Microsoft Intune – centralized view of AAD groups and group members assigned to policies and applications

The Microsoft Intune admin center (https://endpoint.microsoft.com) has a lot of great features to view and manage applications and devices. However, understanding which policies and applications are assigned with which Azure Active Directory (AAD) groups requires multiple steps.

For example, if we want to view which groups are assigned to the Microsoft Teams app for Android, we need to search for and select the app, select properties, and view the assigned groups. Assignments only shows the admin which AAD groups are assigned, not the members of the group. This is ok for when there aren’t many apps or policies or group assignments, however my Intune tenant has nearly 500 applications across all platforms and when troubleshooting, clicking in and out of screens can be repetitive and time consuming.

To improve troubleshooting and to reduce the number of steps, I created a Power App that pulls in all policies and applications to a Power App.
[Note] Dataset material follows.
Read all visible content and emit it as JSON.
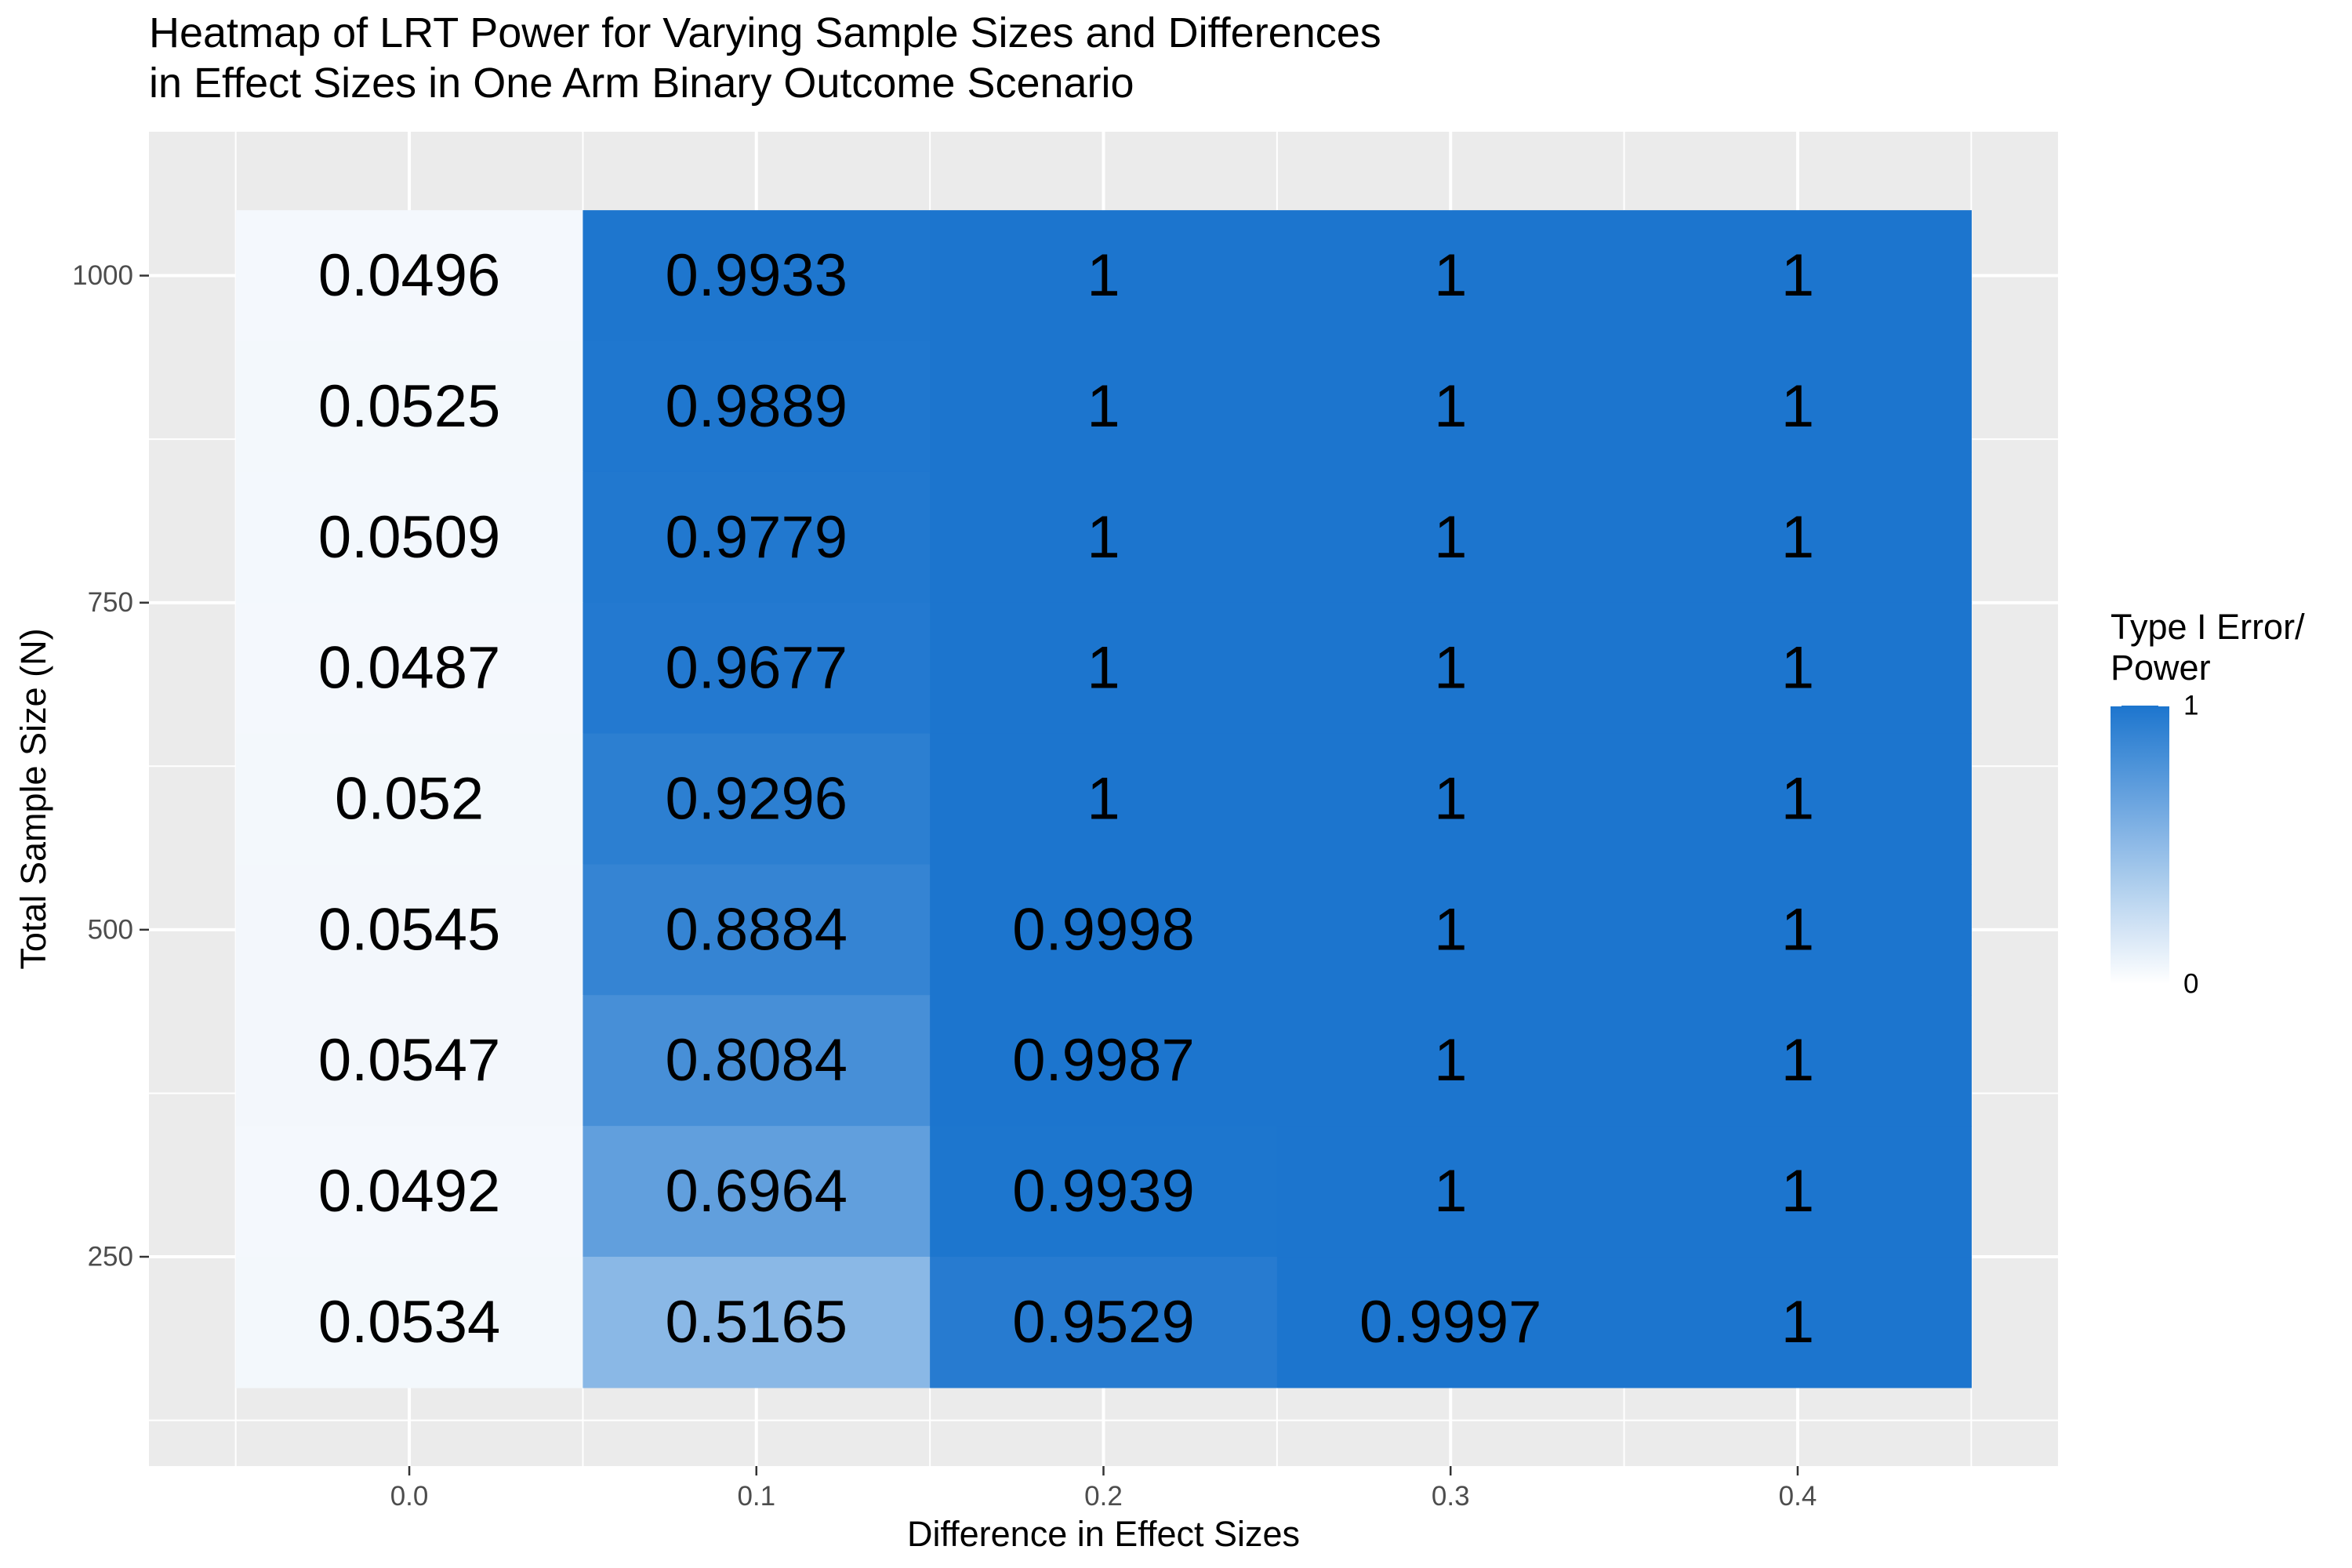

When an app or policy is selected, the app will show all the associated AAD groups and as a bonus will display all the members of a selected group.

I can tell you that by creating this Power App I have found a few issues with group assignments in my own tenant and I’m meticulous about policy and app assignments (naming my policies could be improved though :)).

Below is a screenshot of members of a selected AAD group for a selected configuration policy:

Note: Device IDs are blurred out

Below is a screenshot of members of a selected AAD group for a selected application:

Note: Device IDs are blurred out

Let’s get started!

Requirements:

  • Microsoft Intune
  • Microsoft Graph
  • Power Automate
  • Power Apps

For this post I’m doing something different by simplifying the content and sharing the entire solution, scrubbed of sensitive information, with you. Since I rarely share apps, I make no claims or guarantees about importing or execution or security. Feel free to download the app from GitHub, look through each file and all the JSON to understand what the app and Flows are doing.

Why am I sharing the entire app? This is a fairly large app with two screens and six Flows and many of my previous blogs can be utilized to piece this solution together. So for the sake of time and convenance to you, I’m sharing out the entire app.

Navigate to Power Apps and select Apps > Import canvas app. After import, you’ll need to update the Tenant ID and three variables in each of the six Power Automate Flows:

  • Tenant name marked with “YOURTENANT.onmicrosoft.com”
  • AAD registered App client ID marked with “AADRegistedAppClientID”
  • AAD registered App secret marked with “YourAADRegisteredAppSecret”

Note: in previous posts I embedded the tenant name, AAD clientID, and AAD secret in the HTTP get action. Breaking out to variables allows for centralized management of these attributes, however the HTTP get action still requires those attributes be filled in with the new variables.

Download the full Power App from GitHub:

https://github.com/courtenaybernier/Power-Apps-AAD-group-assignments-in-Intune

Conclusion

I hope you’ll find this useful and maybe expand on what I’ve designed here. Again, I make no claims or guarantees about importing or execution or security, utilize at your own risk. Look through all the JSON files to see what the app is doing and move forward how you desire.